Making connections

Computer simulations show how wiring patterns can be copied between brain areas.

The rat barrel cortex. Image credit: James et al. (CC BY 4.0)

How does the brain wire itself up? One possibility is that a precise genetic blueprint tells every brain cell explicitly how it should be connected to other cells. Another option is that complex patterns emerge from relatively simple interactions between growing cells, which are more loosely controlled by genetic instruction.

The barrel cortex in the brains of rats and mice features one of the most distinctive wiring patterns. There, cylindrical clusters of cells – or barrels – are arranged in a pattern that closely matches the arrangement of the whiskers on the face. Neurons in a barrel become active when the corresponding whisker is stimulated. This precise mapping between individual whiskers and their brain counterparts makes the whisker-barrel system ideal for studying brain wiring.

Guidance fields are a way the brain can create cell networks with wiring patterns like the barrels. In this case, genetic instructions help to create gradients of proteins across the brain. These help the axons that connect neurons together to grow in the right direction, by navigating towards regions of higher or lower concentrations. A large number of guidance fields could map out a set of centre-point locations for axons to grow towards, ensuring the correct barrel arrangement. However, there are too few known guidance fields to explain how the barrel cortex could form by this kind of genetic instruction alone.

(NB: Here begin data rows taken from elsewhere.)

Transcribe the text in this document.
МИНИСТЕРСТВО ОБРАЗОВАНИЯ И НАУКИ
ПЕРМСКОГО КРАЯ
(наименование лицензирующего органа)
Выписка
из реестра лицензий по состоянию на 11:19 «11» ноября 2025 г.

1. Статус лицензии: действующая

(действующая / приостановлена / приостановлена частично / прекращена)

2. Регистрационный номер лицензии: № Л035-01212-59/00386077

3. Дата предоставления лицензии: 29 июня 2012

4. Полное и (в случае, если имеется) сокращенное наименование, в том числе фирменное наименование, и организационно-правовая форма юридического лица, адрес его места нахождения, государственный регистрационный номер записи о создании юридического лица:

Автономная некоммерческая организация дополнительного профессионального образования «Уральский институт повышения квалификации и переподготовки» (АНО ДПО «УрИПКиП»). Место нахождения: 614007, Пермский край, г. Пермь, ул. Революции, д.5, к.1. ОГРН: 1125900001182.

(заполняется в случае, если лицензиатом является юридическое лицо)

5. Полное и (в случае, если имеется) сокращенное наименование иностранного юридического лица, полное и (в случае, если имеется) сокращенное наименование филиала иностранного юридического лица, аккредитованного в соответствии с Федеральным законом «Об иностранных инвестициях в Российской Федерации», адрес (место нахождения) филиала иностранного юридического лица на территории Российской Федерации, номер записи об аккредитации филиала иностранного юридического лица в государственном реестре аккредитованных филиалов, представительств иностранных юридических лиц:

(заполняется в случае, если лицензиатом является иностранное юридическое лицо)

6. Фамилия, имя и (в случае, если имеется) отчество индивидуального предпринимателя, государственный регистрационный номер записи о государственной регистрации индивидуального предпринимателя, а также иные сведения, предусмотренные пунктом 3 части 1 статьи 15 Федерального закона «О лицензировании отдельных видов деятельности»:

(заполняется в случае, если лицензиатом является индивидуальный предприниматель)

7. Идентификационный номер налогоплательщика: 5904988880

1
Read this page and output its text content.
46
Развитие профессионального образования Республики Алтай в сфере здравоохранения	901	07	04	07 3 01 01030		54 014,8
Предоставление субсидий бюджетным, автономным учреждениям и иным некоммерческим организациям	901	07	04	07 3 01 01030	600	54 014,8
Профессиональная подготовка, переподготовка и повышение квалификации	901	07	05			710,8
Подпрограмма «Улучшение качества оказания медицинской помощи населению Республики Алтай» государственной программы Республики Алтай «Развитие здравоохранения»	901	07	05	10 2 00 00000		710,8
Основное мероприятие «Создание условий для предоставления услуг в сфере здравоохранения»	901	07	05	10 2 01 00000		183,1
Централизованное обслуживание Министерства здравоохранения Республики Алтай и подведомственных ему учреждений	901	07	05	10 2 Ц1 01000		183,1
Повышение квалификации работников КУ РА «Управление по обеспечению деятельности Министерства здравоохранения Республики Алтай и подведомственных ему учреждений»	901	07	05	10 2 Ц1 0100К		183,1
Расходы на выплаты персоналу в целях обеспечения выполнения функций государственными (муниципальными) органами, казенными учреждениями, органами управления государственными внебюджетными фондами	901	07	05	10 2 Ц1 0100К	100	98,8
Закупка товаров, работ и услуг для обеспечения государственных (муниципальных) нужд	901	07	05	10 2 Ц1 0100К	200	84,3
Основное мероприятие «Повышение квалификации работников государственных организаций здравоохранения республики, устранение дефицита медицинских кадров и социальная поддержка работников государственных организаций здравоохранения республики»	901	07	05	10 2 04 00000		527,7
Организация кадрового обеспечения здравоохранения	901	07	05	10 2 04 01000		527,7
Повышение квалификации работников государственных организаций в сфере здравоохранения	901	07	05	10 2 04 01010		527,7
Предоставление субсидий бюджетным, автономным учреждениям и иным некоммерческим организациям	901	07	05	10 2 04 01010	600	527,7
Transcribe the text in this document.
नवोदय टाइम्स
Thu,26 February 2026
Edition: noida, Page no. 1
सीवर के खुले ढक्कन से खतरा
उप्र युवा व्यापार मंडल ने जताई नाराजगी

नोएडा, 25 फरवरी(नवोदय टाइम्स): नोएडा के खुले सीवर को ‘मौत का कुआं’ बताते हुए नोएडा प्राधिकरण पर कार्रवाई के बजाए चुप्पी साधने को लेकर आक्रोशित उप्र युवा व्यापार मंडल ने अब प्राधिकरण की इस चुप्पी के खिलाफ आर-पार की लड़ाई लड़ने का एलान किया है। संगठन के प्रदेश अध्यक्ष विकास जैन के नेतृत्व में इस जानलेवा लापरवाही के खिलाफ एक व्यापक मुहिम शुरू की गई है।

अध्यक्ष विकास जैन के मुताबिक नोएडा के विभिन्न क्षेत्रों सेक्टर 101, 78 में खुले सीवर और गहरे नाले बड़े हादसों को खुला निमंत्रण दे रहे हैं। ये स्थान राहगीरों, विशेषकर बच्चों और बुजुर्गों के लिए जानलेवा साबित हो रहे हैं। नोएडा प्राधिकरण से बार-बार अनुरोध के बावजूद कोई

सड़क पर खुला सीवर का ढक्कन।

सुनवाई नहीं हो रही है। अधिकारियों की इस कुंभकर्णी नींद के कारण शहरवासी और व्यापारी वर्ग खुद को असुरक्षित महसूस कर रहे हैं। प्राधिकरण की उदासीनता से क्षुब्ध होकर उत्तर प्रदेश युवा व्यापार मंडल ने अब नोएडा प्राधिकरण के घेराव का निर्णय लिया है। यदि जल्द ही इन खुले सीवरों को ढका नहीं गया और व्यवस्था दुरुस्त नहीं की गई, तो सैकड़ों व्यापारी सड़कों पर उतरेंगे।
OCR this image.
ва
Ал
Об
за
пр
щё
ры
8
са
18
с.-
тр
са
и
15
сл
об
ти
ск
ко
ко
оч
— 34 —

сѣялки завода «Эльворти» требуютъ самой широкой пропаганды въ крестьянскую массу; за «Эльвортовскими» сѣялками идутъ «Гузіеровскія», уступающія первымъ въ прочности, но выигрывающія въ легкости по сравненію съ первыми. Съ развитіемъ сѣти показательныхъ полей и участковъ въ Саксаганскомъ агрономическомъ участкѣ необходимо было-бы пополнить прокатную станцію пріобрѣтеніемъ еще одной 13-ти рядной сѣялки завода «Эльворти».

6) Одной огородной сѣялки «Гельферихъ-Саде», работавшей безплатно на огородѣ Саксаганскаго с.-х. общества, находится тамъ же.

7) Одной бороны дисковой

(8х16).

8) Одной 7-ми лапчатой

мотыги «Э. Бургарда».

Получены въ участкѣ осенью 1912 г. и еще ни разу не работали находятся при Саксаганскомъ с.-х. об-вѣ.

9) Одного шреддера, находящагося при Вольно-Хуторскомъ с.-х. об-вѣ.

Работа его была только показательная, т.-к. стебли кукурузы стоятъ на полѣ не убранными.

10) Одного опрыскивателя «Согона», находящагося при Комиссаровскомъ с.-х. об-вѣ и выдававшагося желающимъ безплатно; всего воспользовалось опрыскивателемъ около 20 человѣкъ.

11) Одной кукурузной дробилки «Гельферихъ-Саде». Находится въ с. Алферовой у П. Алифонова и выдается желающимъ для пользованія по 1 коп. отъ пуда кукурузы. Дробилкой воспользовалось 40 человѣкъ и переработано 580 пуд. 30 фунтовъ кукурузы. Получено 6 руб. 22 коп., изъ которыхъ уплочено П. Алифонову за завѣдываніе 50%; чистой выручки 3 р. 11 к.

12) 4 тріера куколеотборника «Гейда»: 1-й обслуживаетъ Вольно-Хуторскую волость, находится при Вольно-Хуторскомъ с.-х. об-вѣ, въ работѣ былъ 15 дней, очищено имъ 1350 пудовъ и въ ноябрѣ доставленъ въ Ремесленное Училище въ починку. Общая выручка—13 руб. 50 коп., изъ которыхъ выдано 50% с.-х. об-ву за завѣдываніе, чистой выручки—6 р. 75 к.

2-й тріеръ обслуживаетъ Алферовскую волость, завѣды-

Here, James et al. tried to find a mechanism that could create the structure of the barrel cortex, relying only on two simple guidance fields. Indeed, two guidance fields should be enough to form a coordinate system on the surface of the cortex. In particular, it was examined whether the cortical barrel map could reliably self-organize without a full genetic blueprint pre-specifying the barrel centre-points in the cortex.

To do so, James et al. leveraged a mathematical model to create computer simulations; these showed that only two guidance fields are required to reproduce the map. However, this was only the case if axons related to different whiskers competed strongly for space while making connections, causing them to concentrate into whisker-specific clusters. The simulations also revealed that the target tissue does not need to specify centre-points if, instead, the origin tissue directs how strongly the axons should respond to the guidance fields. So this model describes a simple way that specific structures can be copied across the central nervous system.

Understanding the way the barrel cortex is set up could help to grasp how healthy brains develop, how brain development differs in certain neurodevelopmental disorders, and how brain wiring reorganizes itself in different contexts, for example after a stroke. Computational models also have the potential to reduce the amount of animal experimentation required to understand how brains are wired, and to cast light on how brain wiring is shaped by evolution.